Irlandês de nascimento, corpo e alma, o autor vive na Inglaterra desde 1954. Mas não trilharia desde cedo o caminho das letras. Seu primeiro romance veio apenas em 1964, aos trinta e seis anos de idade, após flertar com a carreira de escultor durante boa parte de sua juventude. Com o nascimento de seu primeiro filho e as dificuldades financeiras Trevor abandonou a escultura e arrumou trabalho escrevendo anúncios para empresas de publicidade, sempre prestes a ser mandado embora. “Eu era extremamente ruim”, diz. Foi nessa época que passou a escrever suas primeiras histórias, acompanhado de sua fiel máquina de escrever e doses cavalares de chá – para nunca mais parar.
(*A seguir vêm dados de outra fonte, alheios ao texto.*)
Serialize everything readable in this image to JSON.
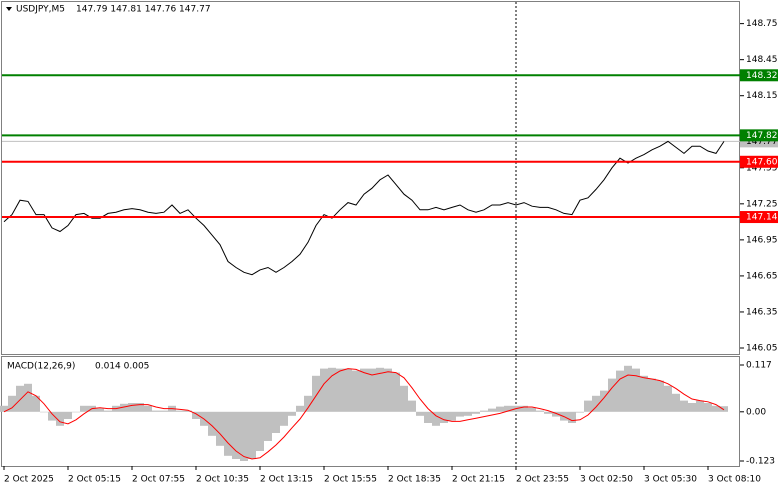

O início de sua formação literária foi essencialmente através das ficções de mistério e histórias de detetive. Aos dez anos queria escrever thrillers, mas a ideia de se tornar um escritor ficou suspensa durante mais de duas décadas até o lançamento de The old boys. Antes disso Trevor havia publicado A standard of behavior, romance hoje renegado pelo próprio autor, escrito para aumentar a renda em um período de grande pobreza. Mas com a visibilidade de The old boys e as publicações seguintes finalmente pôde concentrar seus esforços exclusivamente naquilo que era sua verdadeira vocação: a escrita.
O recluso contador de histórias surpreende ao conduzir com maestria histórias que poderiam facilmente enveredar pelos caminhos do melodrama nas mãos de um escritor incauto. A narrativa tende a mostrar a que veio desde o início. Assim começa Death in summer: “Após o funeral, o intervalo que a tragédia trouxe toma uma diferente forma.” Dois capítulos mais tarde somos apresentados a Pettie, a amarga protagonista, e por meio da prosa límpida de Trevor já é possível identificar os desarranjos mentais que culminarão no evento central do romance.
Em 2012 foi um dos principais nomes na sempre acirrada disputa pelo Nobel de literatura. A casa de apostas Ladbrokes, reduto de jogadores que ano após ano apostam generosas quantias de dinheiro no nome dos possíveis ganhadores, tinha o nome de William Trevor alçado ao topo da lista, atrás apenas de Mo Yan, o contestado vencedor, e do superstar japonês Haruki Murakami. Vale ressaltar: o Nobel nunca revela quem são seus concorrentes, o que torna as possibilidades bastante amplas e um terceiro lugar ainda mais admirável.
Ainda que o público brasileiro não esteja familiarizado com seu nome, podemos encontrar edições em português para alguns de seus livros. Portugal possui algumas disponíveis, como A viagem de Felícia e Amor e verão (traduzidos do original por José Miguel Silva e Isabel Castro Silva, respectivamente). No estrangeiro, no entanto, Trevor já é figura respeitada há muitos anos. Tendo recebido inúmeros prêmios por seus romances, o autor faz maior sucesso justamente nas narrativas curtas – sendo considerado por muitos o maior contista vivo. Uma rápida busca no site Goodreads revelará o fato: os maiores escores de William Trevor são suas coletâneas, em especial After Rain, de 1996.
Quanto a nós, brasileiros, seguimos na expectativa por algum de seus trabalhos. E que a sua influência seja salutar para uma geração habituada a conflitos interiores e que almeja atacá-los em suas origens socioculturais mais profundas. Não importa o século e a localização geográfica do problema em questão. Importa registrar nas páginas da história os porquês e os comos de nossas falhas na tentativa de extirpá-los, e que a literatura seja capaz de denunciar a realidade sem pudores. Como dizia Walter Benjamin: todo documento de cultura é um documento de barbárie.